Même chez Pasolini, quand Tirésias parle on a un décalage entre les mouvements
de sa bouche et les paroles, ce sont les effets de la postsynchronisation voulue
par le cinéaste dans le but de montrer que la parole de Tirésias est comme une
parole venue d’ailleurs, comme si les dieux communiquaient à travers lui.
Ensuite, on peut dire que certains
lieux de la pièce sont des lieux sacrés qu’on ne peut dissocier du religieux
comme l’orchestra : l’espace exclusivement réservé au chœur. C’est dans
cette espace que ses membres chantent, dansent, mais c’est surtout l'espace où la volonté des dieux est honorée
et jamais bafoué. Dans l’orchestra, on honore principalement Dionysos, le dieu
du spectacle et de la fête. De ce fait, le
chœur a un lien fort avec la religion chez Sophocle, au point qu’on ne peut
dissocier les deux. En effet, chaque fois qu’il y a une nouvelle révélation
dans l’enquête ou encore durant la peste, le Chœur fait toujours appel aux
dieux et se mettent eux ainsi que la ville de Thèbes sous leur protection « Ah !
Je souffre de maux sans nombre. Tout mon peuple est en proie au fléau, et ma
pensée ne possède pas d’arme (…) Sauve nous, fille éclatante de Zeus, dépêche
nous ton secours radieux » Le Chœur chante les malheurs de Thèbes, et pour
recourir à ses malheurs, il fait appel aux dieux. Encore, l'oracle de Delphes est aussi un lieu sacré. Chez Sophocle il n'est que mentionné mais chez Pasolini il est montré. C'est un lieu sacré car c'est le sanctuaire d'Apollon, dieu important pour les habitants de Thèbes car il est le sauveur. Aussi, c'est dans des temples que le peuple va se recueillir pour faire appel à leur dieux, et leur demander de l'aide. Chez Sophocle comme chez Pasolini, Jocaste va dans un temple pour faire des offrandes aux dieux à la suite de certains doutes qui s'installe dans son esprit quant à la véritable identité de son mari « L’idée m’est
venue d’aller dans les temples des dieux porter mes mains ces guirlandes de
fleurs, ces parfums (…) ô dieu lycien, Apollon, notre voisin. Je viens à toi en
suppliante, porteuse de nos veux. Fournis-nous un remède contre toute souillure » (Sophocle)

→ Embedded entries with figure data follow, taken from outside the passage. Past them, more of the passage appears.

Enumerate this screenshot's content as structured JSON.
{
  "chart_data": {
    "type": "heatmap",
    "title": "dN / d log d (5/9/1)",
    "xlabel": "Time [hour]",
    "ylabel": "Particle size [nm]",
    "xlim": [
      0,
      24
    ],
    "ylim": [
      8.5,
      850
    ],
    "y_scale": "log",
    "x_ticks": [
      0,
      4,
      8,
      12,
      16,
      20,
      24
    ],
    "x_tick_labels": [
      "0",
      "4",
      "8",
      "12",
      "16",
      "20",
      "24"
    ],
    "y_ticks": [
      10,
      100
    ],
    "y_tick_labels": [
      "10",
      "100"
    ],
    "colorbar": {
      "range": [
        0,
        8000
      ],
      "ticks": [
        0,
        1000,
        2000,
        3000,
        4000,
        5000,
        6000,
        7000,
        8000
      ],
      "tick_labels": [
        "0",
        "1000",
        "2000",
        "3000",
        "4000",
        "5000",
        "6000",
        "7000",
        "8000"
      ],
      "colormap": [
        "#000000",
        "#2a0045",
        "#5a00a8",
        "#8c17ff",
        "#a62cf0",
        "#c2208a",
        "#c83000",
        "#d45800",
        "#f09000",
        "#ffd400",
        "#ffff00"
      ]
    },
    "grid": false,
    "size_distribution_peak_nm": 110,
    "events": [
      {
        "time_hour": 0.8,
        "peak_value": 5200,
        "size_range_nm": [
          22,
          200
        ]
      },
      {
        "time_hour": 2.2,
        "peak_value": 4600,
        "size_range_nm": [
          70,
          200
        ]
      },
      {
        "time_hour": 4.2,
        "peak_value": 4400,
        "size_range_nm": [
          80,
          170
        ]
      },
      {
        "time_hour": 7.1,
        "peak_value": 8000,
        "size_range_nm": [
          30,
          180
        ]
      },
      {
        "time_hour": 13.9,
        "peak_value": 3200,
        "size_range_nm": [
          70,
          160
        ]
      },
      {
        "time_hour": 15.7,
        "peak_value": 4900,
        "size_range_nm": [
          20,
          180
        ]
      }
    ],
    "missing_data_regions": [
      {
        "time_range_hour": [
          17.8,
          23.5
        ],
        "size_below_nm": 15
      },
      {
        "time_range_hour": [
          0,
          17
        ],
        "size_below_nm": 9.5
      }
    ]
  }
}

Enfin, on peut dire que le
sacré est dissociable du religieux.
En effet chez Sophocle, même si le sacré est indissociable du religieux, on a une désacralisation à travers la paroles des personnages. La parole des dieux étant sacrée, toute personne ne la prenant pas en compte finit automatiquement mal. En effet, un oracle avait annoncé à Jocaste et son mari Laïos que le fils qui naitra de leur union serait parricide « Un oracle arriva jadis à Laïos, non d’Apollon lui-même, mais de ses serviteurs. Le sort qu’il avait à attendre était de périr sous le bras d’un fils qui naitrait de lui et de moi » (Jocaste ; Sophocle). Or, selon la « rumeur publique », Laïos aurait été tué par un groupe de brigands. Ici, Jocaste fait preuve d’hybris, soit de démesure, elle montre à Œdipe que la parole des dieux ne vaut rien, et elle la désacralise totalement ; elle dit même « De ces voix-là ne tiens donc aucun compte ». Par son hybris, Jocaste se fait ennemie des dieux, et elle court droit vers sa perte : le suicide après la découverte de la violente vérité. De plus, Œdipe est aussi un personnage dans la démesure. Celui-ci se refuse d’entendre la parole des oracles. Par exemple, chez Pasolini, on assiste à une scène d’agôn violente entre le devin Tirésias et Œdipe. Œdipe dans la colère et ne voulant rien entendre, s’en prend physiquement à Tirésias en le poussant et l’insultant, lui disant de quitter Thèbes. Œdipe se croit libre de ses paroles et de ses actions qu’il ne cherche nullement à modérer. Encore chez Pasolini, quand Œdipe rencontre pour la première fois la Sphinge, représentante de la divinité, celui-ci refuse d’entendre ce qu’elle a à lui dire « Je ne veux pas savoir, je ne veux pas te voir, je ne veux pas t’entendre ! » Cette phrase montre le refus catégorique d’Œdipe d’écouter la parole sacrée. Après avoir prononcé cette phrase, Œdipe tue la Sphinge. Par cet acte il attise encore plus la colère des dieux à son égard, car il ne respecte en aucun cas la parole sacrée des oracles et le sort qui lui est réservé pour ces actes sera affreux : Œdipe se crèvera les yeux, deviendra aveugle, et sera exilé de sa Thèbes bien aimé. La Némésis (colère divine) a frappé Œdipe autant que Jocaste.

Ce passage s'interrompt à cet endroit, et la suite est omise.